The Lake Wabby walk starts a few minutes drive north from the village of Eurong, off the beach. We were astounded one of the kids spotted an echidna at the start of the track – and it stayed put while we all had a chance to look.
We ditched our thongs for bare feet – it was sand all the way, and lots of steps!
Lake Wabby is very different from Lake MacKenzie. We approached it from the Hammerstone sandblow track- with magnificent views over the Pacific, just as amazing as Carlo Sandblow in Rainbow Beach…with a bonus lake attached!
It is Hammerstone Sandblow, that makes it unique – the lake was a coastal creek from a natural spring. The dunes moved and blocked it, forming the only barrage lake on K’gari.
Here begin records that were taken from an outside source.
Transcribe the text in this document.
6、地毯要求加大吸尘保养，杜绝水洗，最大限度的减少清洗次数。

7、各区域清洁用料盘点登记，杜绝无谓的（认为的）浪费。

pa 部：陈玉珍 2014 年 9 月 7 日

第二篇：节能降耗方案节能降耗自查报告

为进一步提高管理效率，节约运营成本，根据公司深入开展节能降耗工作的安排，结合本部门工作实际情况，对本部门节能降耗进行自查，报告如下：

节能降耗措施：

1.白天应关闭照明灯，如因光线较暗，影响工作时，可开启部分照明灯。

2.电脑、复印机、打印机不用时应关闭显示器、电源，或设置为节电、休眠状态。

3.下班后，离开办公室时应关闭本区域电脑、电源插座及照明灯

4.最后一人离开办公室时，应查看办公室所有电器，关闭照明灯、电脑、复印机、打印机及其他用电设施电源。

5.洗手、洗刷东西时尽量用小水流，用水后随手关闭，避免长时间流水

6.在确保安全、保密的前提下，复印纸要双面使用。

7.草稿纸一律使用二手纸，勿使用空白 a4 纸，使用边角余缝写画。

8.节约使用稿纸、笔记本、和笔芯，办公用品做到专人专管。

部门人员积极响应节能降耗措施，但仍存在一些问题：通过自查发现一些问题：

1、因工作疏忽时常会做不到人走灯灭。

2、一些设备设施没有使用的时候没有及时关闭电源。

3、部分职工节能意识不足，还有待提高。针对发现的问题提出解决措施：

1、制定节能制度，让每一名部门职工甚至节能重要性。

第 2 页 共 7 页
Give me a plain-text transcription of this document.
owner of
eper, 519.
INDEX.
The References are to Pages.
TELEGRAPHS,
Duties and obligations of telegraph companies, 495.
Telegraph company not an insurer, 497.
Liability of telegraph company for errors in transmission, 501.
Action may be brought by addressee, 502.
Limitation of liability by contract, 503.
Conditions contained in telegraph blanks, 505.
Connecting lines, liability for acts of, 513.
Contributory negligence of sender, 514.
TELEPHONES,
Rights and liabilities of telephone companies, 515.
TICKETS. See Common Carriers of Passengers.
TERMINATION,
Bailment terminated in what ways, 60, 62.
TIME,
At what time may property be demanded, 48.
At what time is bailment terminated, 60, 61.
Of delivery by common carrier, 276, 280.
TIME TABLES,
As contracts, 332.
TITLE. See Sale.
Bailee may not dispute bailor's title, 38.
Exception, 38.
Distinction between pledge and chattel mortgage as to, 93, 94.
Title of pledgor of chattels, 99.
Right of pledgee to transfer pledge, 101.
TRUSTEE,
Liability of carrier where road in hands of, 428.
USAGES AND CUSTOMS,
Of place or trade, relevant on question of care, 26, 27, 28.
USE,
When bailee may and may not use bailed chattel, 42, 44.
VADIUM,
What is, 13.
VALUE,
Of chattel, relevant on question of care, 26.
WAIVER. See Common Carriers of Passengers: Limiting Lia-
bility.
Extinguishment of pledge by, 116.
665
Even today, migrating sands are blowing down the east-facing dune advancing about a metre a year. It is slowly filling the lake. In one hundred years – it may not be here!
Lake Wabby is said to be the deepest lake on the island, and is also known as a window lake due to a valley in the sand exposing the water table.
Unlike some of the other more acidic lakes, fish live here. We loved our paddles in the shallows of this ethereal place. It has a very steep shoreline. There have been serious spinal injuries here from people running, diving or jumping into the lake or boarding and sliding down the dunes.
We didn’t need towels, everyone dried off on the return walk. And were treated with sunset vistas…and sadly, but not suprisingly, the little echidna had moved on…
The walk is 4.1 km one way, and the Queensland Parks website says to allow 2 hours walking time on this grade 4 walking track.
This lake is just one on the Fraser Island Great Walk, with a walk-in campsite near the lookout.
If you’re not on the Great Walk, the closest camping is in the dunes at One Tree Rocks or Cornwells camping area. Both are fenced, which is recommended for families with young children.
You need a high clearance 4WD, permits and a barge ticket to cross to K’gari Fraser Island. You can either drive here from Rainbow Beach in the south via Inskip Point or Hervey Bay.
It is important to be dingo safe on Fraser Island:
- Always stay close (within arm’s reach) of children and young teenagers.
- Always walk in groups.
- Camp in fenced areas where possible.
- Walk with a stick
- Do not run. Running or jogging can trigger a negative wongari interaction.
- Never feed dingoes.
- Lock up food stores and iceboxes (even on a boat).
- Never store food or food containers in tents.
- Secure all rubbish, fish, and bait.
- No food to lakeshores.
Finally stick to the lakes and creeks, and not the ocean for swimming on Fraser Island.